Copom reduz Selic a 14,50% e FOMC mantém taxa com Fed dividido

  Inflação elevada e incerteza com Oriente Médio norteiam decisões, mas insegurança política nos EUA gera maior cautela e crise entre economistas

Ilustração: Leloo The First



O Banco Central atendeu à expectativa do mercado com a segunda queda consecutiva de 0,25 ponto percentual. Embora o cenário externo conflituoso gere incertezas e a inflação não convirja por ora ao centro do meta no médio prazo, a projeção otimista de longo prazo sustentou a decisão do Comitê de Política Monetária (Copom).

O Copom [...] entende que essa decisão é compatível com a estratégia de convergência da inflação para o redor da meta ao longo do horizonte relevante. Sem prejuízo de seu objetivo fundamental de assegurar a estabilidade de preços, essa decisão também implica suavização das flutuações do nível de atividade econômica e fomento do pleno emprego.

No comunicado em que afirma decisão unânime dos integrantes, o Comitê informa que acompanhará o desenrolar do cenário internacional e as consequências sobre os preços internos para avaliar os próximos movimentos em relação aos juros. 

Fed mantém juros entre 3,50% e 3,75% em decisão dividida

 O Federal Reserve dos Estados Unidos (Fed) decidiu manter o intervalo-alvo para a taxa dos fundos federais entre 3,50% e 3,75%, segundo comunicado oficial divulgado pelo Comitê Federal de Mercado Aberto (FOMC). A decisão surge num contexto de inflação ainda acima da meta e de crescentes incertezas geopolíticas relacionadas com a evolução no Médio Oriente.

De acordo com a avaliação do Fed, indicadores recentes sugerem que a atividade econômica norte-americana tem se expandido a um ritmo sólido. No entanto, o cenário do mercado de trabalho mostra sinais de abrandamento: os ganhos de emprego permaneceram baixos, em média, embora a taxa de desemprego tenha registado pouca alteração nos últimos meses.

A inflação continua elevada, refletindo, em parte, o recente aumento nos preços globais da energia, fator que reforça a cautela do Fed na condução da política monetária.

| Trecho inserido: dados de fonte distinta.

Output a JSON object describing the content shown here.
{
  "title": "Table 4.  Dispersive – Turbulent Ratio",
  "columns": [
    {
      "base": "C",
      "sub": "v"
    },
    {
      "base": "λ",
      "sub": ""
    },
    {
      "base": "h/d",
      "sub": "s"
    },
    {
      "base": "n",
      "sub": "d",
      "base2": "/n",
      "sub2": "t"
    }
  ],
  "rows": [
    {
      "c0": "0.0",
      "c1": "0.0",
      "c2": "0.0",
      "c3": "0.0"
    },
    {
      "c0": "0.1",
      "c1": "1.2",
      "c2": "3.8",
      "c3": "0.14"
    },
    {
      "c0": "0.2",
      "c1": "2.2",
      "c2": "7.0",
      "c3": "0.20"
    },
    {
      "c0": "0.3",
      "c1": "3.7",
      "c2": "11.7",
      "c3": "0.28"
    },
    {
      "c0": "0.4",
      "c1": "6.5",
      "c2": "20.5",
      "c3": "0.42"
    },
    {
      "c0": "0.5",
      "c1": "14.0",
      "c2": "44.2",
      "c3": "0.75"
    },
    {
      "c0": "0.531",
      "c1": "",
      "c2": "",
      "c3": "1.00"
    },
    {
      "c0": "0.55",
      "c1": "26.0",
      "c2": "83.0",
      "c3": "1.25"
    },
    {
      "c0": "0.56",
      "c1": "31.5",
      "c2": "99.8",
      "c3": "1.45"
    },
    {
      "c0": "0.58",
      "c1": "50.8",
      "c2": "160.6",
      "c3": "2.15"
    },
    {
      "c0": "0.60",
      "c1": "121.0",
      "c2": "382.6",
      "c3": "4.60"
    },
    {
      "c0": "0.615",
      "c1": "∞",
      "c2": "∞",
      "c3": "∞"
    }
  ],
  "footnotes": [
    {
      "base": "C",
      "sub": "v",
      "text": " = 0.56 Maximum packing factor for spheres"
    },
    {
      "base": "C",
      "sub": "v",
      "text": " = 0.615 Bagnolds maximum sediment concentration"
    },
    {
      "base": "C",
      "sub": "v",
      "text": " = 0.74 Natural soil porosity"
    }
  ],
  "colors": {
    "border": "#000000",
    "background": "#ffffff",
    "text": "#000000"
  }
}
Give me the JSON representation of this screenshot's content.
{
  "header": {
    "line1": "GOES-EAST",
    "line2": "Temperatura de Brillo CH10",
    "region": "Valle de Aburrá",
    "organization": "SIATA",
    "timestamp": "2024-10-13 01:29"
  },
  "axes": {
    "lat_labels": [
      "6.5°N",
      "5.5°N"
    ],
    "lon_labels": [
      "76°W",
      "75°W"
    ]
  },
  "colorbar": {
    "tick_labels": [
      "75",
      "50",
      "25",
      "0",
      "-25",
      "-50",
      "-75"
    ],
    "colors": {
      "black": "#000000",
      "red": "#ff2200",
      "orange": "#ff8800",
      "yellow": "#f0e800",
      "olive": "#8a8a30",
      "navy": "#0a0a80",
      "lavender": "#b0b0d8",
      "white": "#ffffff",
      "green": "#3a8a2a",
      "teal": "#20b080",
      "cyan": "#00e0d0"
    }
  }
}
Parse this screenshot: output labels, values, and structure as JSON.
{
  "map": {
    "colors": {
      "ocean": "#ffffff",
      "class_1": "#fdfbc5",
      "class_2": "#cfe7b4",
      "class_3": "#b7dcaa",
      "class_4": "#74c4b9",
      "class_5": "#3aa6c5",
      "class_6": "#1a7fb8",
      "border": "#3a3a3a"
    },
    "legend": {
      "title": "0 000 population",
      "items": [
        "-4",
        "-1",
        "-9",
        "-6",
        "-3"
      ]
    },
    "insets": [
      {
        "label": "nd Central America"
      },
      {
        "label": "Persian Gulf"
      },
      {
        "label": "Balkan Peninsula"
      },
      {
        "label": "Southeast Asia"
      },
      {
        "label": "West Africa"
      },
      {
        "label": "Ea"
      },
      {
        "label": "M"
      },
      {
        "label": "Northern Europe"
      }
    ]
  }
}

Duplo mandato e riscos no horizonte

O Comitê reiterou que procura alcançar o emprego máximo e a inflação à taxa de 2% a longo prazo. Segundo o Fed, a evolução no Oriente Médio contribui para o nível elevado  de incerteza sobre as perspetivas econômicas, levando o organismo a manter-se atento aos riscos para ambos os lados do seu duplo mandato.

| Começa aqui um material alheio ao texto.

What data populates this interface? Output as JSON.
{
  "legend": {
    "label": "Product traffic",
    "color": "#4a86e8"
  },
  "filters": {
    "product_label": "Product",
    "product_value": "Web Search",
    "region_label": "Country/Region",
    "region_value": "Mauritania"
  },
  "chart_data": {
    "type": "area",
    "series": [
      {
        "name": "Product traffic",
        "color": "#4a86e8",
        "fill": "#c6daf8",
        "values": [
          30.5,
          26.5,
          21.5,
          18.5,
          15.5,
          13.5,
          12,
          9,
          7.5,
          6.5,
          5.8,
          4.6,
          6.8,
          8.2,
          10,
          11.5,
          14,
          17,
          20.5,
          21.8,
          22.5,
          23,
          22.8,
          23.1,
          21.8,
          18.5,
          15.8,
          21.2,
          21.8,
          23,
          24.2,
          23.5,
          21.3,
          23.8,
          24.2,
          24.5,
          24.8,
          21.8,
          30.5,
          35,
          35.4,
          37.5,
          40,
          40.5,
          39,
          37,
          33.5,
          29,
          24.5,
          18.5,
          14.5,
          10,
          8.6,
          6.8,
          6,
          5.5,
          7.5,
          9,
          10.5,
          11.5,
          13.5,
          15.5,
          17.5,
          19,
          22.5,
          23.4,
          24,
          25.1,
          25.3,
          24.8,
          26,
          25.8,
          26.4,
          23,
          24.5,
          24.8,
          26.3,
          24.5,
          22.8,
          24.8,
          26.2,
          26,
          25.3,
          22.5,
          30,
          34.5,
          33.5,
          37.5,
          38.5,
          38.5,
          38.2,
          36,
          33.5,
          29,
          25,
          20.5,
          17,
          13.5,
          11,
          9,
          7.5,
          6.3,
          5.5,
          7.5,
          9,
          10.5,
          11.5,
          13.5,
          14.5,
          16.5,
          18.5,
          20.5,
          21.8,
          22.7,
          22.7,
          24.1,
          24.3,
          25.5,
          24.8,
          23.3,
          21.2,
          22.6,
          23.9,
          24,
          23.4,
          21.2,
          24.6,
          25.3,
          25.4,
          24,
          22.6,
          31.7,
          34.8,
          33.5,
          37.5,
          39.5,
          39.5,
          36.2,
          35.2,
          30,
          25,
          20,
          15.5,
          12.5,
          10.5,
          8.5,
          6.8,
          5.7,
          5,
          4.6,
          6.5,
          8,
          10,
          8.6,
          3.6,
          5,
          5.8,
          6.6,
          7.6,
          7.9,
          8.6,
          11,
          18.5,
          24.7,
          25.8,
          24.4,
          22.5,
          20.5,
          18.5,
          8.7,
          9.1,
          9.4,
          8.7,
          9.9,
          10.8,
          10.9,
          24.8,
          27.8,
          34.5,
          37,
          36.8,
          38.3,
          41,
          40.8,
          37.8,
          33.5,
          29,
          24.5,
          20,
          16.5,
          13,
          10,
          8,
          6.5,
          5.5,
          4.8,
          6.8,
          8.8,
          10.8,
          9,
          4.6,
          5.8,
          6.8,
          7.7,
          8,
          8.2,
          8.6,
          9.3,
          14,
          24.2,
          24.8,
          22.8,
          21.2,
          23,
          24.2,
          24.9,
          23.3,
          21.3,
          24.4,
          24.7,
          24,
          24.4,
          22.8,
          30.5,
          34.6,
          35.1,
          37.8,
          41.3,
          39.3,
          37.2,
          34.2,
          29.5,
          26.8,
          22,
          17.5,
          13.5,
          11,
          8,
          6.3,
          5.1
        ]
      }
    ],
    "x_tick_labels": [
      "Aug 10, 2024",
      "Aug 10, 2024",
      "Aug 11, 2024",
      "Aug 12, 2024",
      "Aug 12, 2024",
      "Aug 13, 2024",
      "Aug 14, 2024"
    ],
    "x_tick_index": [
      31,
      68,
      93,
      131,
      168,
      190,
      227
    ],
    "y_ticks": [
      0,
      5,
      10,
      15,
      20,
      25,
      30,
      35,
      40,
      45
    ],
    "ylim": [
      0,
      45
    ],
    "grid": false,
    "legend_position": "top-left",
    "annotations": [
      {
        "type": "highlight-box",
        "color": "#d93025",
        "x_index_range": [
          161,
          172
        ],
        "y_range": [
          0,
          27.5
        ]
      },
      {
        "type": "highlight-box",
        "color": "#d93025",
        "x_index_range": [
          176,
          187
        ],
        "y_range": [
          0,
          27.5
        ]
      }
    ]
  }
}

Em apoio aos seus objetivos, o FOMC optou pela manutenção do intervalo-alvo atual. Ao considerar a extensão e o momento de ajustes adicionais na faixa-alvo da taxa dos fundos federais, o Comitê avaliará cuidadosamente os dados recebidos, a evolução das perspetivas e o equilíbrio dos riscos. O Fed reafirmou estar "fortemente empenhado" em apoiar o emprego máximo e em devolver a inflação ao seu objetivo de 2%.

Monitoração contínua

Na avaliação da orientação adequada da política monetária, o Comitê continuará a monitorar as implicações da informação recebida para as perspetivas econômicas. Caso surjam riscos que possam impedir a consecução dos objetivos definidos, o FOMC declarou estar preparado para ajustar a direção de acordo com o contexto.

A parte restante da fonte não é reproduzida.